Chapter 11 Critical Appraisal
Was always skeptical about the deluge of ML papers coming out during COVID. Critical appraisal of a Machine Learning paper is an important aspect of modern medicine evidence analysis. pic.twitter.com/8yvnsVbL4L
— vishnu v y (@vishnuvy) June 6, 2021
Given the popularity of ML and AI methods, it is important to be able to critically appraise a paper that reports ML / AI analyses results.
11.1 Existing guidelines
Liu et al. (2020) and Rivera et al. (2020) provided the CONSORT-AI and SPIRIT‑AI Extensions. Vinny et al. (2021) reported a number of ways to critically appraise an article that analysed the data using an ML approach.
11.2 Key considerations
Below a summary of the general considerations are listed in critical appraisal of a ML research article.
Issues to consider | Details |
---|---|
Clinical utility | Explanation or rationale of why these prediction models are being built or developed? Was the study aim clear? Is it prediction of outcome, or identification important features? |
Data source and study description | How was the data collected? What was the study design? RCT, observational, cross-sectional, longitudinal, nationally representative survey? Study start, end dates reported? What was the baseline? Are the data measurable in clinical setting routinely or they are measured irregularly? |
Target population | Was it clear who was the target population where this model was developed and where it can be generalized? |
Analytic data | How was the data pre-processed? Inclusion, exclusion criteria properly implemented to properly target the intended population? Clinicians were consulted to discuss the appropriateness of inclusion, exclusion criteria? Protocol published a priori? |
Data dimension, and split ratio | Total data size, analytic data size, training, tuning, testing data size? |
Outcome label | How was the gold standard determined, and what was the quality? The prediction of such outcome clinically relevant? |
Features | How many covariates or features used? How were these variables selected? Subject area experts consulted in selection and identification of some or all of these variables? Any of these variables transformed or dichotomized or categorized or combined? A table of baseline characteristics of the subjects, stratified by the outcome labels presented? |
Missing data | Were the amount of missing observations reported? Any explanation of why they were missing? How were the missing values handles? Complete case or multiple imputation? |
ML model choice | Rationale of the ML model choice (logistic, LASSO, CART or extensions, ensemble, or others)? Model specification? Additive, linear or not? Amount of data adequate given the model complexity (number of parameters)? |
ML model details | Details about ML model and implementation reported? Model fine tuned? Model somehow customized? Hyperparameters provided? |
Optimism or overfitting | What method was used to address these issues? What measures of performances were used? Was there any performance gap (between tuned model vs internal validation model)? Model performance reasonable, or unrealistic? |
Generalizability | External validation data present? Model was tested in real-world clinical setting? |
Reproducibility | repeatable and reproducible? These can be in 3 levels (i) model (ii) code (iii) data or their combinations. Software code provided? Which software and version was used? Was the computing time reported? |
Interpretability | Clinicians were consulted? Results were interpreted in collaboration with clinicians and subject area experts? Model results believable, interpretable? |
Subgroup | Clinically important subgroups considered? |
11.3 Example
- Download the article by Antman et al. (2000) (link). Try to identify how many of the above key considerations they have reported in the process of developing a risk score?

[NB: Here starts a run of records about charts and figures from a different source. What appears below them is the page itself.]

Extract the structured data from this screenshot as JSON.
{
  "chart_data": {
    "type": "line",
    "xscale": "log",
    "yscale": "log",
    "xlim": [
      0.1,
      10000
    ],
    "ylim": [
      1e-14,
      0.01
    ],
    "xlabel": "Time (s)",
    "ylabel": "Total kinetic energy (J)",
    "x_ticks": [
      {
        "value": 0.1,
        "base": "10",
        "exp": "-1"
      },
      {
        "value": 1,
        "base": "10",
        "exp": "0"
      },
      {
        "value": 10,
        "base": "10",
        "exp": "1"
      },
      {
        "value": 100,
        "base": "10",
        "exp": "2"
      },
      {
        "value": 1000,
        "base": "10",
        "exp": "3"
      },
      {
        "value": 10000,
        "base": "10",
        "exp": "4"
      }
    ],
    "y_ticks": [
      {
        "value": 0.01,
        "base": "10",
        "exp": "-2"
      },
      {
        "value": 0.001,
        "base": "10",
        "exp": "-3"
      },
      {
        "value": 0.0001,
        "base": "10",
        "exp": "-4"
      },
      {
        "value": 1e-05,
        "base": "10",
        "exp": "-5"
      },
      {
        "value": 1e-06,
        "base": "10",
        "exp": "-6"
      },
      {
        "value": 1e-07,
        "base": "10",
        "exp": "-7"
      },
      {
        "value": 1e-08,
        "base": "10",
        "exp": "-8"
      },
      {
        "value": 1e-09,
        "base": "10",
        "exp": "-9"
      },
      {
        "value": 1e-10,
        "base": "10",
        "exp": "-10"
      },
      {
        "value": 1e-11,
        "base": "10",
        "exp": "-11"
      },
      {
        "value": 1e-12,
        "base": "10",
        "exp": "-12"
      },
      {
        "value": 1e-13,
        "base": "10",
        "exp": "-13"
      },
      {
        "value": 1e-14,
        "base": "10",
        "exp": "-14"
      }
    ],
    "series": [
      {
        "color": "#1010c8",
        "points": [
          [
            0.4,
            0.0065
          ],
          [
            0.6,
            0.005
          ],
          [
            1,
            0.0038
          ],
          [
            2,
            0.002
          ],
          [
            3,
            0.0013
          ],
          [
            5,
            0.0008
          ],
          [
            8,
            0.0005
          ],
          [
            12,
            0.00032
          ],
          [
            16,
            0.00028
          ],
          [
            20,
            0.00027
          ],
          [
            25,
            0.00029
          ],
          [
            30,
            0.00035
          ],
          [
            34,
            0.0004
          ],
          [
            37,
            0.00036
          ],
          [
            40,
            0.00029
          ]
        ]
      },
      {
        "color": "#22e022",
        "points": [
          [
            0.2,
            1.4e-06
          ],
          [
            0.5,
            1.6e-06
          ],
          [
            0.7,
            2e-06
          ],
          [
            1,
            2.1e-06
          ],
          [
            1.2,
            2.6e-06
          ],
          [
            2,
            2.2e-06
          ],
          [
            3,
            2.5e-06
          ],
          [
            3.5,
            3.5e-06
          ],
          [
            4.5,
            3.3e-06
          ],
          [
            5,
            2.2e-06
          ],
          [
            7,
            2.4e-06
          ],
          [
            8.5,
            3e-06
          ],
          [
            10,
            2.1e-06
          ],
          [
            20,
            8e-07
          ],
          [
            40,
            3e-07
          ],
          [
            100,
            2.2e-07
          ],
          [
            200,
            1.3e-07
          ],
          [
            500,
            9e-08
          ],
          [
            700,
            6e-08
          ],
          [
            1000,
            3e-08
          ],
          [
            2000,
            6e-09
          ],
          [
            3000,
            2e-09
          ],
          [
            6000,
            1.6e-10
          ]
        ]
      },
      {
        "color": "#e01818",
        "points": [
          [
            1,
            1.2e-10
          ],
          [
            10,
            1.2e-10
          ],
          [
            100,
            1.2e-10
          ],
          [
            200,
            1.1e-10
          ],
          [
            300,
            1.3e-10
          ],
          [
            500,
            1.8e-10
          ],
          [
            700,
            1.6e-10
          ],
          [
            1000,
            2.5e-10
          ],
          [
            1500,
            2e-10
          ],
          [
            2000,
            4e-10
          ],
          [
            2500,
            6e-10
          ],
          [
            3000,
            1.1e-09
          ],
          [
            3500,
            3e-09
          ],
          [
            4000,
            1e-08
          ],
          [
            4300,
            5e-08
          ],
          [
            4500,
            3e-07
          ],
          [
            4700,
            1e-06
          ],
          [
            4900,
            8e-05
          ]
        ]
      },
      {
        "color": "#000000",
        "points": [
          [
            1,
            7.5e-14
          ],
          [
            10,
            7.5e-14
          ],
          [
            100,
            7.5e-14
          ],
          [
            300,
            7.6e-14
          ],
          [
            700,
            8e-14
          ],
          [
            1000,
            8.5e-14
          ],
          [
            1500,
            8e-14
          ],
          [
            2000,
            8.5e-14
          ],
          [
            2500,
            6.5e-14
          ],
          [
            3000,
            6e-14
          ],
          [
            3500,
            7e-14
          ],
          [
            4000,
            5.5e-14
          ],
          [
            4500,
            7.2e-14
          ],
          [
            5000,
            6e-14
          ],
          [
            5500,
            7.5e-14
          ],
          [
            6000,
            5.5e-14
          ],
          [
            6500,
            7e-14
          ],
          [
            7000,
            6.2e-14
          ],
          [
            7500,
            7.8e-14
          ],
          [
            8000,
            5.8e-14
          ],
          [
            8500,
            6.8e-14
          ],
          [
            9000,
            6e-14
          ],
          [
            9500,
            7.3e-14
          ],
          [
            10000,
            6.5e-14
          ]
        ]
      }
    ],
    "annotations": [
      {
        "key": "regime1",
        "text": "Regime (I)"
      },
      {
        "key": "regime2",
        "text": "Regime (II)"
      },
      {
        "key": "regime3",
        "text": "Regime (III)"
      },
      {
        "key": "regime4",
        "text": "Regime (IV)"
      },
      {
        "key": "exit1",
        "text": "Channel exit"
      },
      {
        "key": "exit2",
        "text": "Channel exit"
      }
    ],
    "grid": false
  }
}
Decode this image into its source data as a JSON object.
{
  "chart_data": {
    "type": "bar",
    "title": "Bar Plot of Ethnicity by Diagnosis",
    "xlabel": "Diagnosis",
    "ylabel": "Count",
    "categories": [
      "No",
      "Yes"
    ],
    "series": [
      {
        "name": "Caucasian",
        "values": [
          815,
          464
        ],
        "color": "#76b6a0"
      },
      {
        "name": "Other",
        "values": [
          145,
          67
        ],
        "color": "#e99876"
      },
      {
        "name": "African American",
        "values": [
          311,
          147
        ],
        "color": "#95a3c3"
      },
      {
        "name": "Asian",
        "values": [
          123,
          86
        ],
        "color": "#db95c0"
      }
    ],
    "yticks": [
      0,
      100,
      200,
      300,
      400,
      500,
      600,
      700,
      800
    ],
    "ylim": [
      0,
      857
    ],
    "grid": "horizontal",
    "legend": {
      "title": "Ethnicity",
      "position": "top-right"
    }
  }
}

- OpenSafely article in Nature: let’s discuss research goal.
BIGGEST TABLE 2 FALLACY EVER#EpiTwitter, do you remember the discussions around the @OpenSafely Williamson @nature study this summer?
— Olivier Berruyer (@OBerruyer) October 12, 2020
The French @gouvernementFR admitted they used this study's Table 2 to withdraw protections from 100.000s of workers at risk of severe #COVID19! pic.twitter.com/qpllRe90N7
11.4 Exercise
Find an article in the medical literature (published in a peer-reviewed journal, could be related to the area that you work on, or are interested in) that used a machine learning method to build a clinical prediction model (here is an example). Critically appraise that article.
In this chapter, we will talk about how to critically appraise an article analyzing data using machine learning methods.